Not intentional but not a dealbreaker to me. However... I will remedy :-)
With no experience in this business I wonder if some of your plans (especially "Pro") are priced to cheaply?!

Great story! Keep going.

I still have a side project that basically goes unmaintained for several years now but only returns about a hundred bucks a month. I think it still has potential but for several reasons I totally lost the passion for it.

Thanks a lot.

What's you side business? You should consider selling it.

It's namesmith.io. A tool for finding business names and their corresponding free domains. I had some offers but they basically all were just cheap and not worth any time.

There is money to be made in this market but generally my experience with domains is that it's a pain.

Congrats! After two decades as a salaried engineer, my brain was convinced that customers would give me money just for being a superior human being. People who were brought up right might not have this problem when they start a new thing, but I think that all too often this thinking creeps in with success. In my case, the world beat it out of me as I tried to make and sell things for profit, because I started rotten and had to get better, but as a decent human being, you should stay exposed to the rigors of serving your customers.
Thank you! How are you getting on with your own projects now?
We are in the black, and I'm investing time in people to help carry weight.
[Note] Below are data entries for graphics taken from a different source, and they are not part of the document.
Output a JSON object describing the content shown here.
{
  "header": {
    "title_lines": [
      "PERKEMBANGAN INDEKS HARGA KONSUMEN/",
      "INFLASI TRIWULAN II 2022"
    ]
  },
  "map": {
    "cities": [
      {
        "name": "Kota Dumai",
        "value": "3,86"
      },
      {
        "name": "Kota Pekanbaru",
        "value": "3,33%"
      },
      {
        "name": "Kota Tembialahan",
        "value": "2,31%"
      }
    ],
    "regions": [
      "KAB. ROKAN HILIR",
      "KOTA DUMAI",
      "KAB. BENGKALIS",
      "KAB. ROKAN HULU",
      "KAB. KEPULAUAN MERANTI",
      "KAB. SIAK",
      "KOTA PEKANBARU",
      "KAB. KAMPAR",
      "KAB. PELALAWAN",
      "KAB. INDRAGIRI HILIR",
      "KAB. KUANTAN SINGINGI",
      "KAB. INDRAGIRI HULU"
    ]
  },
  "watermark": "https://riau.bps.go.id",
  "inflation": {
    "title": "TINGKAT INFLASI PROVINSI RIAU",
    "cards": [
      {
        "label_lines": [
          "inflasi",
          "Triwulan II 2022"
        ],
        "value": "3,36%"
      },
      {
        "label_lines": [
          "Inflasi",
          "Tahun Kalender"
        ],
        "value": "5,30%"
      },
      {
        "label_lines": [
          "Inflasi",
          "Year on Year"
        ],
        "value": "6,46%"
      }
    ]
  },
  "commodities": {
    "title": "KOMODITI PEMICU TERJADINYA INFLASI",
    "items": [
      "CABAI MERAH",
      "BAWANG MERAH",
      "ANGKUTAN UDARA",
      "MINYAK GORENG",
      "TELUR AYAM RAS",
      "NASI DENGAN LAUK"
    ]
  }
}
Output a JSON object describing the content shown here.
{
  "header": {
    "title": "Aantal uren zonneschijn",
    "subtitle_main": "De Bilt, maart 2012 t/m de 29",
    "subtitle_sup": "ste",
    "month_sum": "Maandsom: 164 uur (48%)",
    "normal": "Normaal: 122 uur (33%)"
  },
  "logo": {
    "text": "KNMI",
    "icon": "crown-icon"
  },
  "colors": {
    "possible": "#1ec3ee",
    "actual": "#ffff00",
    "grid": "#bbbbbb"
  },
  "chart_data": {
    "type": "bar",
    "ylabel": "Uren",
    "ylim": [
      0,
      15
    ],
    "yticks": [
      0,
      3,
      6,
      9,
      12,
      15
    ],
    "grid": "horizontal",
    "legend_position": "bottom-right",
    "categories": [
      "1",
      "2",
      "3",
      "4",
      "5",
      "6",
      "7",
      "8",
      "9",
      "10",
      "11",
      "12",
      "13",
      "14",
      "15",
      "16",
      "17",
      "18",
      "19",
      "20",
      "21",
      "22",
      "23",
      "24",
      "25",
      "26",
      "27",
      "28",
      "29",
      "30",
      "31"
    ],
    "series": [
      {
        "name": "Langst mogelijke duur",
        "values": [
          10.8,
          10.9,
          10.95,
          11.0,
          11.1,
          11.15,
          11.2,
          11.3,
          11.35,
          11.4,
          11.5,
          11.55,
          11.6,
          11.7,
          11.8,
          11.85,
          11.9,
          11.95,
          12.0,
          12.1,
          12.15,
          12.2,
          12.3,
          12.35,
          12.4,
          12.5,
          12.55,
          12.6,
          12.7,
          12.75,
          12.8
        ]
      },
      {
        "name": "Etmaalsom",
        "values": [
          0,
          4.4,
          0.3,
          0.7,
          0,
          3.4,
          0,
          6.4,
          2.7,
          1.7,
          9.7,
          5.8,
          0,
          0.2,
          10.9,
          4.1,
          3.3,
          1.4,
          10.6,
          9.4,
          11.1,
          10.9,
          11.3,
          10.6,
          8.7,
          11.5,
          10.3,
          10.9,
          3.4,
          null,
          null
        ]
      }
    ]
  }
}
It's at least as hard as the core business. Offering a slice of potential big profits to intelligent people who can't get their shit together does nothing to help them get their shit together. It does the opposite; they fall apart and descend into playing mind games with me. Paying them a reasonable amount the instant they finish an assignment actually works.
Congrats! I ramped a little faster but followed the same path. The project started at my kitchen table now grosses $13M per year (10 years later). Keep going my friend; the road will be rocky but it's well worth the time and effort once you reach the top of the mountain!
wow - congratulations to you! that is awesome.

lol if I get to £1000 MRR I will be jumping for joy. Over £1m mrr is insane!

when I was at your stage I thought the idea of $1M/m was an impossible dream...it's not...just keep iterating, listening to your users, following your gut and make good decisions everyday
Thanks so much. I got goosebumps reading that comment lol.